Söz konusu Yönetmelik’in 42. maddesinin 9. fıkrasında yer alan, uygulanacak
projenin meslekî kontrollük hizmetlerinin ‘Danışmanlık Hizmet Alımı İhaleleri Uygulama
Yönetmeliği’ne göre ihale edilerek alınabileceği yönündeki düzenleme 4734 sayılı Yasa’nın
48/1. fıkrasında yer alan ” … denetim gibi teknik, malî, hukukî veya benzeri alanlarda niteliği
itibarıyla kapsamlı ve karmaşık olduğu, özel uzmanlık ve deneyim gerektirdiği idarece tespit
edilen hizmetler, danışmanlık hizmet sunucularından alınabilir.” hükmüne dayanmaktadır.
Projenin uygulanması, yukarıda açıklanan Yasa hükümlerinde çoğaltma olarak
tanımlanmaktadır. Dava konusu düzenleme ile malî haklar içinde yer alan işlenme ile birlikte
çoğaltma hakkı da idareye devredilmiş olmaktadır. Ancak düzenlemede ifade edilen meslekî
kontrollük hizmetlerinin yukarıda belirtilen malî haklar içinde yer almadığı açıktır.

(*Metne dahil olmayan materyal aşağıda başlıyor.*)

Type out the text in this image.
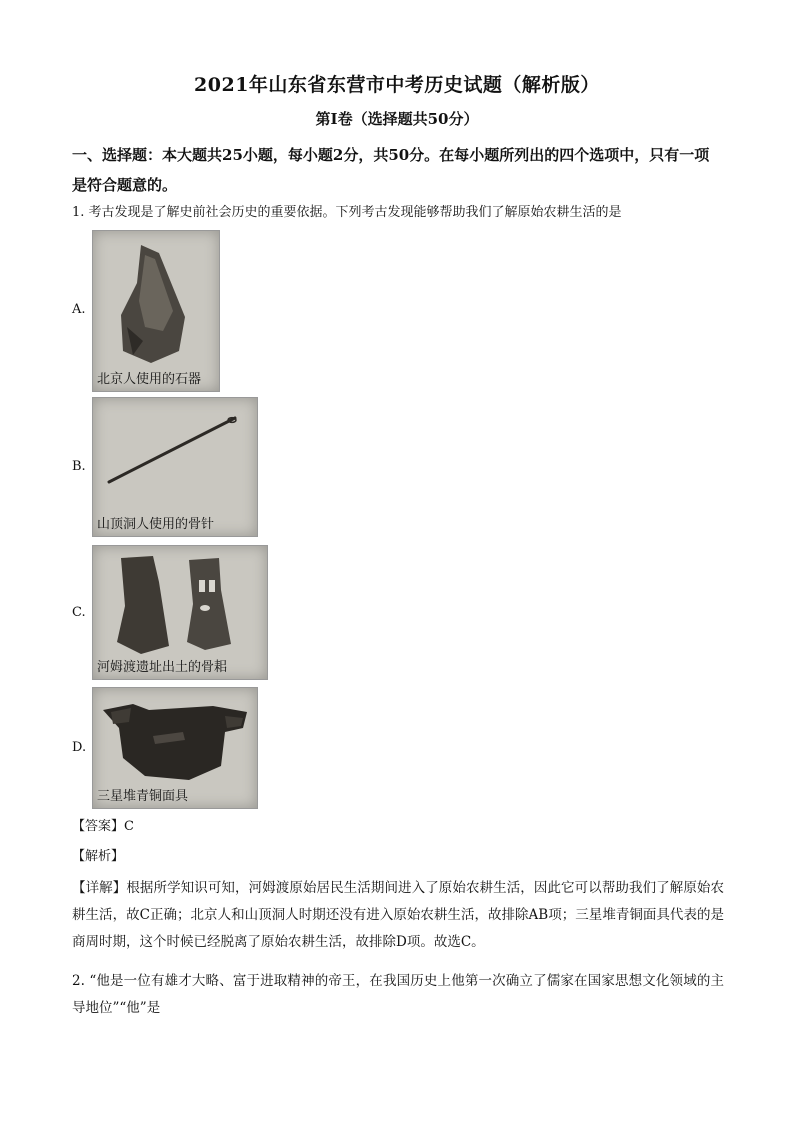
2021年山东省东营市中考历史试题（解析版）
第Ⅰ卷（选择题共50分）
一、选择题：本大题共25小题，每小题2分，共50分。在每小题所列出的四个选项中，只有一项是符合题意的。
1. 考古发现是了解史前社会历史的重要依据。下列考古发现能够帮助我们了解原始农耕生活的是
A.
北京人使用的石器
B.
山顶洞人使用的骨针
C.
河姆渡遗址出土的骨耜
D.
三星堆青铜面具
【答案】C
【解析】
【详解】根据所学知识可知，河姆渡原始居民生活期间进入了原始农耕生活，因此它可以帮助我们了解原始农耕生活，故C正确；北京人和山顶洞人时期还没有进入原始农耕生活，故排除AB项；三星堆青铜面具代表的是商周时期，这个时候已经脱离了原始农耕生活，故排除D项。故选C。
2. “他是一位有雄才大略、富于进取精神的帝王，在我国历史上他第一次确立了儒家在国家思想文化领域的主导地位”“他”是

Meslekî
kontrollük hizmetinin, teknik, malî ve hukukî niteliği itibarıyla ve yapılacak işin kapsamlı ve
450
karmaşık olması nedeniyle özel uzmanlık ve bilgi birikimi gerektirebilecek nitelikte olması
mümkündür. Denetimin idare elemanlarınca yapılması mümkünse de yukarıda belirtilen
nedenlerle, hizmet alımı şeklinde, Danışmanlık Hizmet Alımı İhaleleri Uygulama
Yönetmeliği’ne göre ihale edilerek alınabileceği yönündeki düzenlemede de dayandığı Yasa
ve hukuka aykırılık bulunmamaktadır.
Açıklanan nedenlerle hukukî ve yasal dayanağı bulunmayan davanın reddi gerektiği
düşünülmektedir.
Danıştay Savcısı Ekrem ATICI’nın Düşüncesi: Dava, 24.12.2002 tarih ve
24973 sayılı Resmî Gazete’de yayımlanan Mimarlık, Peyzaj Mimarlığı, Mühendislik, Kentsel
Tasarım Projeleri, Şehir ve Bölge Planlama ve Güzel Sanat Eserleri Yarışmaları
Yönetmeliği’nin 6. maddesinin (a) bendi ile 42. maddesinin 1., 3. ve 9. fıkralarının iptali
istemiyle açılmıştır.
4734 sayılı Kamu İhale Kanunu’nun 23. maddesinde, idarelerin, gerekli gördükleri,
mimarlık, peyzaj mimarlığı, mühendislik, kentsel tasarım projeleri, şehir ve bölge planlama
ve güzel sanat eserleri ile ilgili bir plan veya tasarım projesi elde edilmesine yönelik olarak,
ilgili mevzuatında belirlenecek usul ve esaslara göre rekabeti sağlayacak şekilde ilan
yapılmak suretiyle, jüri tarafından değerlendirme yapılmak üzere ödüllü veya ödülsüz
yarışma yaptırabilecekleri hükme bağlanmış, 53. maddesinde, kurumun, kurul kararıyla bu
kanunun ve Kamu İhale Sözleşmeleri Kanunu’nun uygulanmasına ilişkin yönetmelik
çıkarmaya yetkili olduğu belirtilmiştir.
Dava konusu Yönetmelik yukarıda anılan Yasa hükümlerine dayanılarak ve Yasa’nın
23. maddesinin uygulanmasına ilişkin usul ve esasların tespiti amacıyla çıkarılmıştır.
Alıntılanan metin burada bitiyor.